Mutatis mutandis l'on peut dire la même chose de ceux qui admettent la
doctrine de la Révolution en l'un ou l'autre de ses points restreints par un
lapsus involontaire de l'intelligence.
Mais si quelqu'un, mû par les passions déréglées qui lui sont inhérentes,
participe de l'esprit de la Révolution, autre sera la réponse.
Dans ces conditions, un révolutionnaire peut être persuadé de l'excellence
de ses maximes subversives. Il ne sera donc pas hypocrite. Mais il sera
coupable de l'erreur dans laquelle il est tombé.
Et il peut arriver aussi que le révolutionnaire professe une doctrine dont
il n'est pas persuadé ou dont il n'est que partiellement convaincu.
Dans ce cas il sera partiellement ou totalement hypocrite.
A ce propos, il nous semble presque inutile de faire remarquer que, lorsque
nous affirmons que les doctrines de Marx étaient implicites dans les négations
de la Pseudo-Réforme et de la Révolution française, nous ne voulons pas dire
que les adeptes de ces deux mouvements étaient consciemment des marxistes avant
la lettre et qu'ils cachaient hypocritement leurs opinions.
Le propre de la vertu chrétienne, c'est l'ordonnance droite des puissances
de l'âme et, donc, l'accroissement de la lucidité de l'intelligence illuminée
par la grâce et guidée par le Magistère de l'Eglise.

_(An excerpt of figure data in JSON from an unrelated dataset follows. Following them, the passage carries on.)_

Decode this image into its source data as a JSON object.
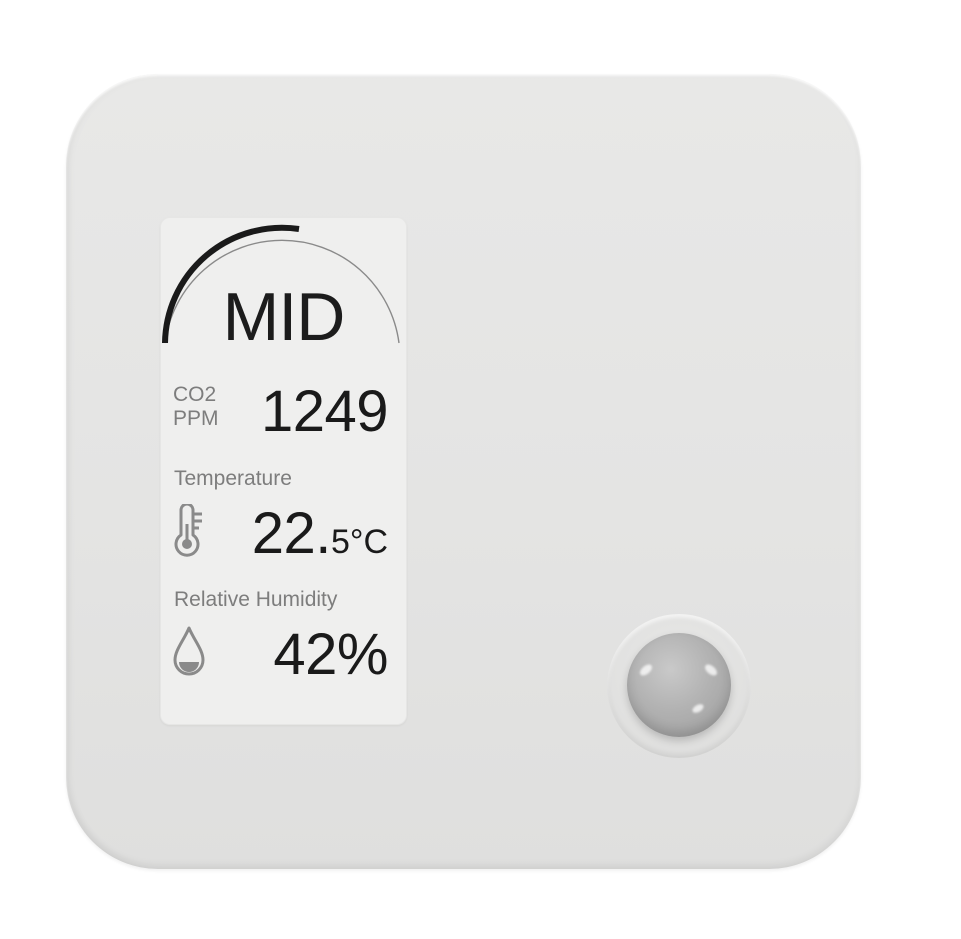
{
  "display": {
    "level_label": "MID",
    "level_fraction": 0.5,
    "co2": {
      "label_line1": "CO2",
      "label_line2": "PPM",
      "value": "1249"
    },
    "temperature": {
      "label": "Temperature",
      "value_integer": "22.",
      "value_fraction_unit": "5°C",
      "icon": "thermometer-icon"
    },
    "humidity": {
      "label": "Relative Humidity",
      "value": "42%",
      "icon": "water-drop-icon"
    }
  },
  "colors": {
    "device_body": "#e4e4e3",
    "screen": "#efefee",
    "text_primary": "#1a1a1a",
    "text_secondary": "#7d7d7d",
    "sensor_dome": "#b2b2b2"
  }
}
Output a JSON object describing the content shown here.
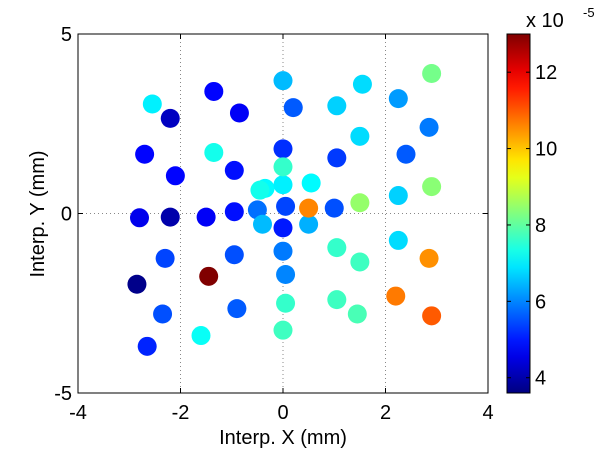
{
  "chart_data": {
    "type": "scatter",
    "xlabel": "Interp. X (mm)",
    "ylabel": "Interp. Y (mm)",
    "xlim": [
      -4,
      4
    ],
    "ylim": [
      -5,
      5
    ],
    "x_ticks": [
      "-4",
      "-2",
      "0",
      "2",
      "4"
    ],
    "y_ticks": [
      "-5",
      "0",
      "5"
    ],
    "grid": "zero-lines dotted",
    "colorbar": {
      "colormap": "jet",
      "range": [
        3.6,
        13.0
      ],
      "ticks": [
        "4",
        "6",
        "8",
        "10",
        "12"
      ],
      "exponent_label": "x 10",
      "exponent_power": "-5",
      "tick_values": [
        4,
        6,
        8,
        10,
        12
      ],
      "position": "right"
    },
    "points": [
      {
        "x": -2.85,
        "y": -1.97,
        "v": 3.7
      },
      {
        "x": -1.45,
        "y": -1.75,
        "v": 13.0
      },
      {
        "x": -2.2,
        "y": -0.1,
        "v": 4.0
      },
      {
        "x": -2.8,
        "y": -0.12,
        "v": 4.6
      },
      {
        "x": -1.5,
        "y": -0.1,
        "v": 4.7
      },
      {
        "x": -2.2,
        "y": 2.65,
        "v": 4.2
      },
      {
        "x": -1.35,
        "y": 3.4,
        "v": 4.8
      },
      {
        "x": -0.85,
        "y": 2.8,
        "v": 4.7
      },
      {
        "x": -2.7,
        "y": 1.65,
        "v": 4.8
      },
      {
        "x": -2.1,
        "y": 1.05,
        "v": 4.8
      },
      {
        "x": -0.95,
        "y": 1.2,
        "v": 4.9
      },
      {
        "x": -0.95,
        "y": 0.05,
        "v": 4.9
      },
      {
        "x": -2.65,
        "y": -3.7,
        "v": 5.1
      },
      {
        "x": -2.3,
        "y": -1.25,
        "v": 5.4
      },
      {
        "x": -2.35,
        "y": -2.8,
        "v": 5.5
      },
      {
        "x": -0.95,
        "y": -1.15,
        "v": 5.5
      },
      {
        "x": -0.9,
        "y": -2.65,
        "v": 5.6
      },
      {
        "x": 0.0,
        "y": -0.4,
        "v": 5.0
      },
      {
        "x": 0.05,
        "y": 0.2,
        "v": 5.4
      },
      {
        "x": -0.5,
        "y": 0.1,
        "v": 5.8
      },
      {
        "x": 0.0,
        "y": 1.8,
        "v": 5.2
      },
      {
        "x": 0.2,
        "y": 2.95,
        "v": 5.6
      },
      {
        "x": 0.0,
        "y": -1.05,
        "v": 5.9
      },
      {
        "x": 0.05,
        "y": -1.7,
        "v": 6.0
      },
      {
        "x": 0.5,
        "y": -0.3,
        "v": 6.4
      },
      {
        "x": 1.05,
        "y": 1.55,
        "v": 5.3
      },
      {
        "x": 1.0,
        "y": 0.15,
        "v": 5.5
      },
      {
        "x": 2.4,
        "y": 1.65,
        "v": 5.6
      },
      {
        "x": 2.85,
        "y": 2.4,
        "v": 5.9
      },
      {
        "x": 2.25,
        "y": 3.2,
        "v": 6.2
      },
      {
        "x": 0.0,
        "y": 3.7,
        "v": 6.5
      },
      {
        "x": 1.05,
        "y": 3.0,
        "v": 6.7
      },
      {
        "x": 1.55,
        "y": 3.6,
        "v": 6.8
      },
      {
        "x": 1.5,
        "y": 2.15,
        "v": 6.8
      },
      {
        "x": 2.25,
        "y": 0.5,
        "v": 6.7
      },
      {
        "x": 2.25,
        "y": -0.75,
        "v": 6.8
      },
      {
        "x": -0.4,
        "y": -0.3,
        "v": 6.5
      },
      {
        "x": -0.35,
        "y": 0.7,
        "v": 7.1
      },
      {
        "x": 0.0,
        "y": 0.8,
        "v": 7.0
      },
      {
        "x": 0.55,
        "y": 0.85,
        "v": 7.1
      },
      {
        "x": -0.45,
        "y": 0.65,
        "v": 7.3
      },
      {
        "x": 0.0,
        "y": 1.3,
        "v": 7.6
      },
      {
        "x": -2.55,
        "y": 3.05,
        "v": 7.0
      },
      {
        "x": -1.35,
        "y": 1.7,
        "v": 7.3
      },
      {
        "x": -1.6,
        "y": -3.4,
        "v": 7.2
      },
      {
        "x": 1.05,
        "y": -0.95,
        "v": 7.6
      },
      {
        "x": 1.05,
        "y": -2.4,
        "v": 7.7
      },
      {
        "x": 1.5,
        "y": -1.35,
        "v": 7.7
      },
      {
        "x": 1.45,
        "y": -2.8,
        "v": 7.8
      },
      {
        "x": 0.05,
        "y": -2.5,
        "v": 7.6
      },
      {
        "x": 0.0,
        "y": -3.25,
        "v": 7.7
      },
      {
        "x": 1.5,
        "y": 0.3,
        "v": 8.5
      },
      {
        "x": 2.9,
        "y": 0.75,
        "v": 8.4
      },
      {
        "x": 2.9,
        "y": 3.9,
        "v": 8.2
      },
      {
        "x": 0.5,
        "y": 0.15,
        "v": 10.6
      },
      {
        "x": 2.85,
        "y": -1.25,
        "v": 10.5
      },
      {
        "x": 2.2,
        "y": -2.3,
        "v": 10.7
      },
      {
        "x": 2.9,
        "y": -2.85,
        "v": 11.0
      }
    ]
  }
}
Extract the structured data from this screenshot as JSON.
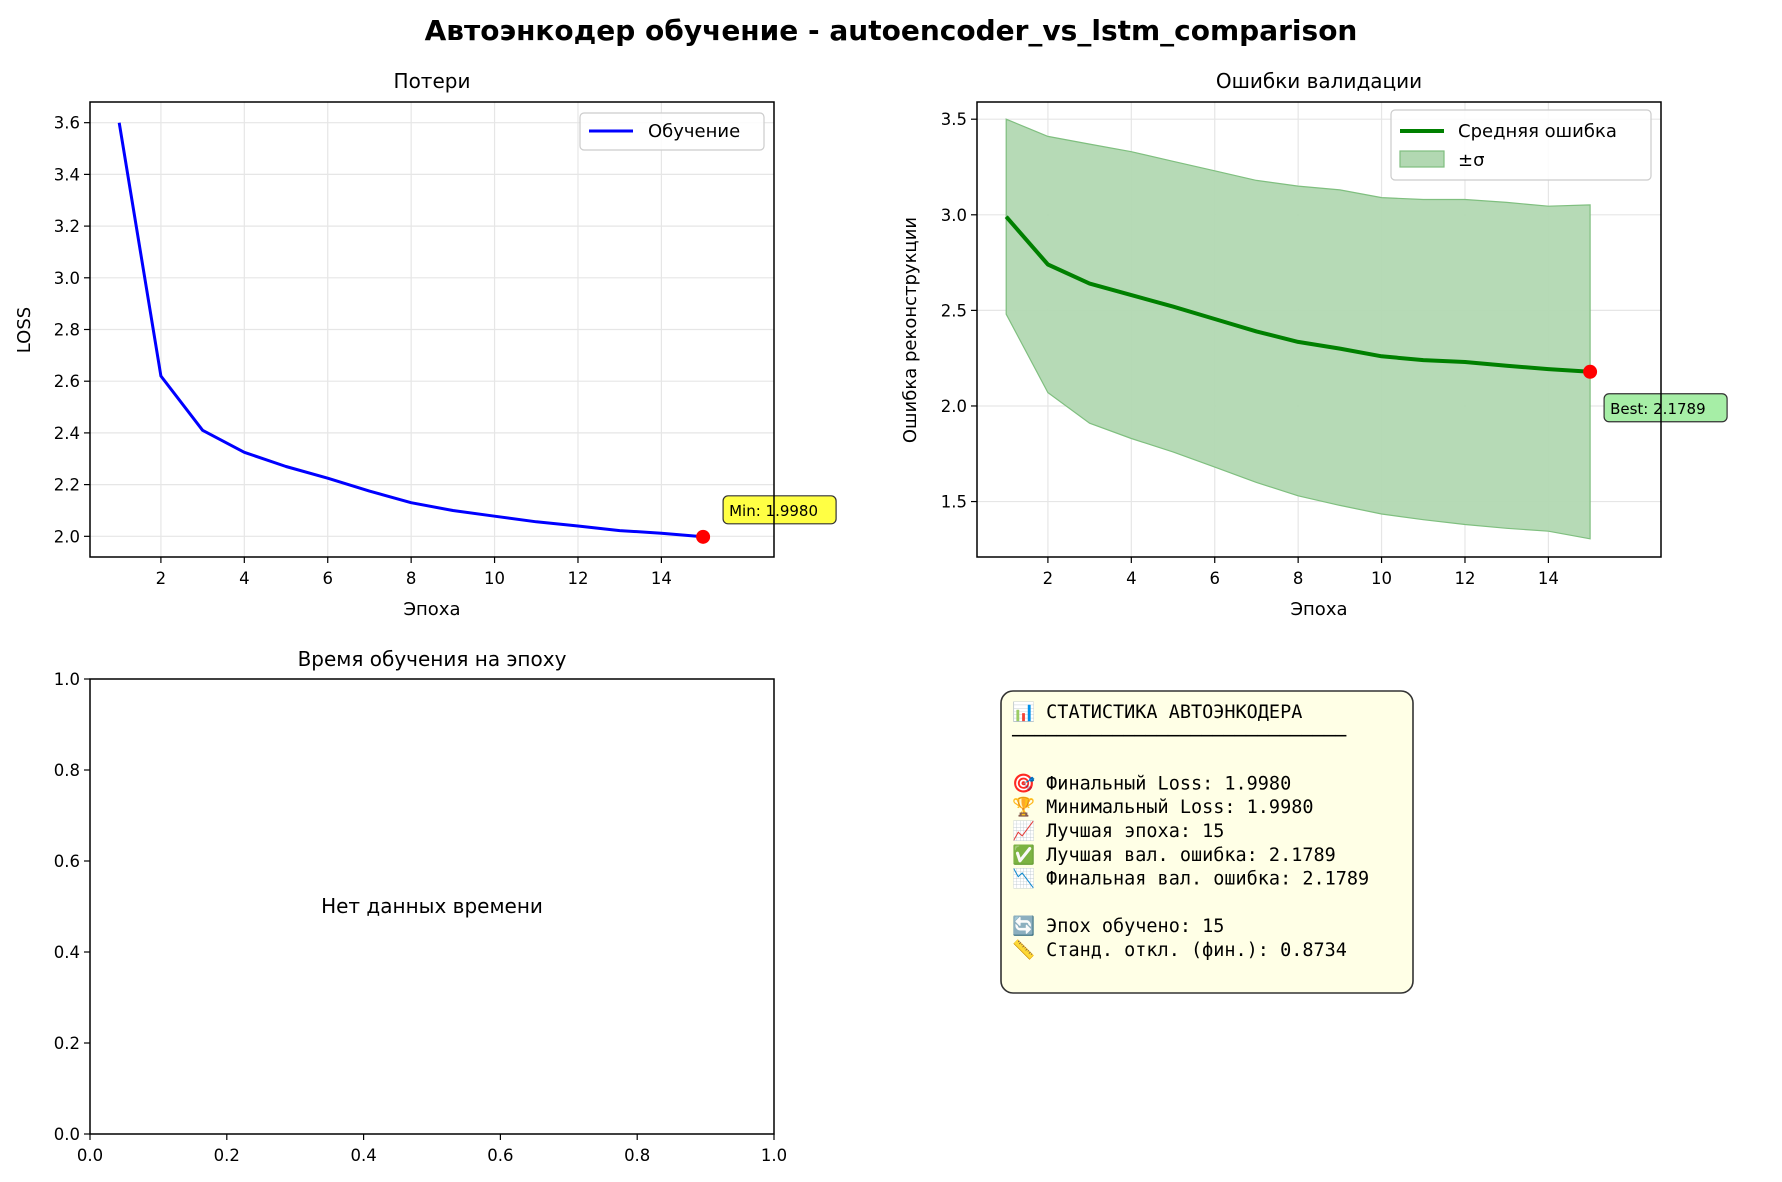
{
  "figure": {
    "title": "Автоэнкодер обучение - autoencoder_vs_lstm_comparison"
  },
  "colors": {
    "train_line": "#0000ff",
    "val_line": "#008000",
    "band_fill": "#b2d8b2",
    "band_edge": "#7fbf7f",
    "marker": "#ff0000",
    "min_box": "#ffff44",
    "best_box": "#a6eea6",
    "stats_box": "#ffffe6",
    "grid": "#e6e6e6"
  },
  "chart_data": [
    {
      "id": "loss",
      "type": "line",
      "title": "Потери",
      "xlabel": "Эпоха",
      "ylabel": "LOSS",
      "xlim": [
        0.3,
        16.7
      ],
      "ylim": [
        1.92,
        3.68
      ],
      "xticks": [
        "2",
        "4",
        "6",
        "8",
        "10",
        "12",
        "14"
      ],
      "yticks": [
        "2.0",
        "2.2",
        "2.4",
        "2.6",
        "2.8",
        "3.0",
        "3.2",
        "3.4",
        "3.6"
      ],
      "grid": true,
      "legend_position": "top-right",
      "x": [
        1,
        2,
        3,
        4,
        5,
        6,
        7,
        8,
        9,
        10,
        11,
        12,
        13,
        14,
        15
      ],
      "series": [
        {
          "name": "Обучение",
          "values": [
            3.6,
            2.62,
            2.41,
            2.325,
            2.27,
            2.225,
            2.175,
            2.13,
            2.1,
            2.078,
            2.056,
            2.04,
            2.022,
            2.012,
            1.998
          ]
        }
      ],
      "highlight": {
        "x": 15,
        "y": 1.998,
        "label": "Min: 1.9980"
      }
    },
    {
      "id": "val",
      "type": "area",
      "title": "Ошибки валидации",
      "xlabel": "Эпоха",
      "ylabel": "Ошибка реконструкции",
      "xlim": [
        0.3,
        16.7
      ],
      "ylim": [
        1.21,
        3.59
      ],
      "xticks": [
        "2",
        "4",
        "6",
        "8",
        "10",
        "12",
        "14"
      ],
      "yticks": [
        "1.5",
        "2.0",
        "2.5",
        "3.0",
        "3.5"
      ],
      "grid": true,
      "legend_position": "top-right",
      "x": [
        1,
        2,
        3,
        4,
        5,
        6,
        7,
        8,
        9,
        10,
        11,
        12,
        13,
        14,
        15
      ],
      "series": [
        {
          "name": "Средняя ошибка",
          "values": [
            2.99,
            2.74,
            2.64,
            2.58,
            2.52,
            2.455,
            2.39,
            2.335,
            2.3,
            2.26,
            2.24,
            2.23,
            2.21,
            2.193,
            2.1789
          ]
        },
        {
          "name": "±σ",
          "lower": [
            2.48,
            2.07,
            1.91,
            1.83,
            1.76,
            1.68,
            1.6,
            1.53,
            1.48,
            1.435,
            1.405,
            1.38,
            1.36,
            1.345,
            1.305
          ],
          "upper": [
            3.5,
            3.41,
            3.37,
            3.33,
            3.28,
            3.23,
            3.18,
            3.15,
            3.13,
            3.09,
            3.08,
            3.08,
            3.065,
            3.045,
            3.052
          ]
        }
      ],
      "highlight": {
        "x": 15,
        "y": 2.1789,
        "label": "Best: 2.1789"
      }
    },
    {
      "id": "time",
      "type": "line",
      "title": "Время обучения на эпоху",
      "xlim": [
        0,
        1
      ],
      "ylim": [
        0,
        1
      ],
      "xticks": [
        "0.0",
        "0.2",
        "0.4",
        "0.6",
        "0.8",
        "1.0"
      ],
      "yticks": [
        "0.0",
        "0.2",
        "0.4",
        "0.6",
        "0.8",
        "1.0"
      ],
      "grid": false,
      "message": "Нет данных времени",
      "series": []
    }
  ],
  "stats": {
    "lines": [
      "📊 СТАТИСТИКА АВТОЭНКОДЕРА",
      "──────────────────────────────",
      "",
      "🎯 Финальный Loss: 1.9980",
      "🏆 Минимальный Loss: 1.9980",
      "📈 Лучшая эпоха: 15",
      "✅ Лучшая вал. ошибка: 2.1789",
      "📉 Финальная вал. ошибка: 2.1789",
      "",
      "🔄 Эпох обучено: 15",
      "📏 Станд. откл. (фин.): 0.8734"
    ]
  }
}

Pour cette raison
uniquement, tout saint est un modèle d'équilibre et d'impartialité.
L'objectivité de ses jugements et la ferme orientation de sa volonté vers le
bien ne sont pas affaiblies, si légèrement que ce soit, par le souffle envenimé
des passions déréglées.
Au contraire, dans la mesure où l'homme déchoit de la vertu et accepte le
joug de ces passions, son objectivité est troublée sur tout ce qui les
concerne, et en particulier, sur les jugements que l'homme porte sur lui-même.
Jusqu'à quel point un révolutionnaire de marche lente, du XVIe ou du XVIIIe
siècle, aveuglé par l'esprit de la Révolution, se rendait-il compte du sens
profond et des ultimes conséquences de sa doctrine? C'est, pour chaque cas
concret, le secret de Dieu.
De toute façon, l'hypothèse qu'ils aient tous été des marxistes conscients
doit être entièrement exclue.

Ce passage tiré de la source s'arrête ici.